Three Risks to Consider as a Startup Founder

First of all, let’s define what we mean by risk.

Risk is Not Uncertainty

Author and decision making expert, Douglas W. Hubbard makes a clear distinction between risk and uncertainty.


What is uncertainty?

“Uncertainty: The lack of complete certainty, that is, the existence of more than one possibility. The “true” outcome/state/result/value is not known.” According to Hubbard’s definition, uncertainty often concerns future events that are difficult to predict. In most cases, we just simply don’t know how the events will unfold.

For example:

  • Will it rain if you set your wedding date in 12th June next year?


What is Risk?

Hubbard defines risk as follows:

“Risk: A state of uncertainty where some of the possibilities involve a loss, catastrophe, or other undesirable outcome.”

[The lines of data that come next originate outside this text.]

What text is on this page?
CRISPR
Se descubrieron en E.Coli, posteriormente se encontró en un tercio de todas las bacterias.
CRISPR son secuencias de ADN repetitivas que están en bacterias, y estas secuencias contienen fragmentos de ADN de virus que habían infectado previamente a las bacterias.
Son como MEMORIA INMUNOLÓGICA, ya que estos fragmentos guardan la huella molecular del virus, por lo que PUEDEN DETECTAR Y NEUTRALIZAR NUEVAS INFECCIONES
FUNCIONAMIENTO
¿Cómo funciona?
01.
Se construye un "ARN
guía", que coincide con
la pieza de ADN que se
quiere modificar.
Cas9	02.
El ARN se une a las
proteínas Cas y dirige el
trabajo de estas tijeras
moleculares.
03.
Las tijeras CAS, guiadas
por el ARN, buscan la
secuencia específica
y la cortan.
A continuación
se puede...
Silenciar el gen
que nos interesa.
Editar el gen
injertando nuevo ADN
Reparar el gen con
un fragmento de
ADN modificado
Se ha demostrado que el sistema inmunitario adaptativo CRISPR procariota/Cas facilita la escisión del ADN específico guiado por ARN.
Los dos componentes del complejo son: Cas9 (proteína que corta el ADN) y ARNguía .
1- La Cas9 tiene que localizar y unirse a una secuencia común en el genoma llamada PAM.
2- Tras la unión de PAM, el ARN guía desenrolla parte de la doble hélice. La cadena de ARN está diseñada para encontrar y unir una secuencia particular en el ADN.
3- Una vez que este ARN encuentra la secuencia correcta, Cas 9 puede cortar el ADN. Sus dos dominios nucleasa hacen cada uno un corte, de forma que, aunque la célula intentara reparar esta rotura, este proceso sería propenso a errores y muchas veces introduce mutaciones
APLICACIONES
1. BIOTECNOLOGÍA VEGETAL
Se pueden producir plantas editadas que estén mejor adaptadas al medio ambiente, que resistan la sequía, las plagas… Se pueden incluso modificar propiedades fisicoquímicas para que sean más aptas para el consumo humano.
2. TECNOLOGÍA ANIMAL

In situations of risk, it is possible to assign probabilities to each outcome occurring.

For example:

  • “We believe there is a 40% chance the proposed oil well will be dry with a loss of $12 million in exploratory drilling costs.”
  • If you tossed a fair coin many times, it would come down heads half of the time.


The 3 Kinds of Risk Startups Face

A startup is an inherently risky business. Founders should aim to reduce uncertainty and measure risk to increase the chances of success of their startup.

According to Ash Maurya, the three most common risks related to a new venture are product risk, customer risk, and market risk.


Product Risk

Product risk (or invention risk) refers to whether or not the team can actually build the product they have envisioned. In this case the riskiest part of building a business is the product itself. However, if the product can be built, there is a very high probability that customers will be eager to buy it. As Steve Blank put it: “Markets with invention risk are those where it’s questionable whether the technology can ever be made to work, but if it does, customers will beat a path to the company’s door.”

A few examples:

  • An effective cure for cancer.
  • Developing COVID vaccine.
  • SpaceX: building reusable rockets that can safely reach orbit and come back to Earth.


Customer Risk

Customer risk asks if there are people out there who will actually want to buy the product. As Eric Ries famously said, today, for most businesses, the greatest question isn’t “Can we build it?” but “Should we build it?” At the beginning of a startup journey, we often don’t know whether there are a large number of customers who will buy the product.

A few examples

  • If we build yet another social network platform, will people use it?
  • We have built a special kind of running shoes for pregnant women. Will they buy it?
  • We developed a new mobile app for busy teenagers preparing for exams. Will they use it?


Market Risk

Finally, market risk measures the viability of the overall business model and whether or not it can be profitable. It is not enough to have a great product and have customers who use it. We need to make sure that we can build a healthy business around that product.

A few examples

  • Spotify is a great product, and lots of people use it. It operates based on a freemium business model. However, the company needs to ensure enough customers will upgrade to a higher-tier service and start paying for it.

The concept of product, market, and customer risk deeply resonates with a design thinking concept called the “Desirability-Viability-Feasibility Triad”. In order to be successful, an idea must be functionally feasible; we need to be able to actually build that product. The concept needs to be financially viable; we must be able to build a profitable business around the product. And last but not least it needs to be desirable for our target customers to buy it. Successful innovation to happen, all three conditions are necessary.




Distinguishing between these three risk factors can be a very helpful tool in the hands of an entrepreneur. It can help us consider the idea from many different angles and focus on the overall viability of the business. By understanding and measuring these risks, founders can make more informed decisions about their new venture and give themselves a better chance for success.



  • Maurya, Ash. Running Lean: Iterate from Plan A to a Plan That Works. Germany, O’Reilly Media, Incorporated, 2012.
  • Dorf, Bob, and Blank, Steve. The Startup Owner’s Manual: The Step-By-Step Guide for Building a Great Company. United Kingdom, Wiley, 2020.
  • Hubbard, Douglas W.. How to Measure Anything: Finding the Value of Intangibles in Business. United Kingdom, Wiley, 2014.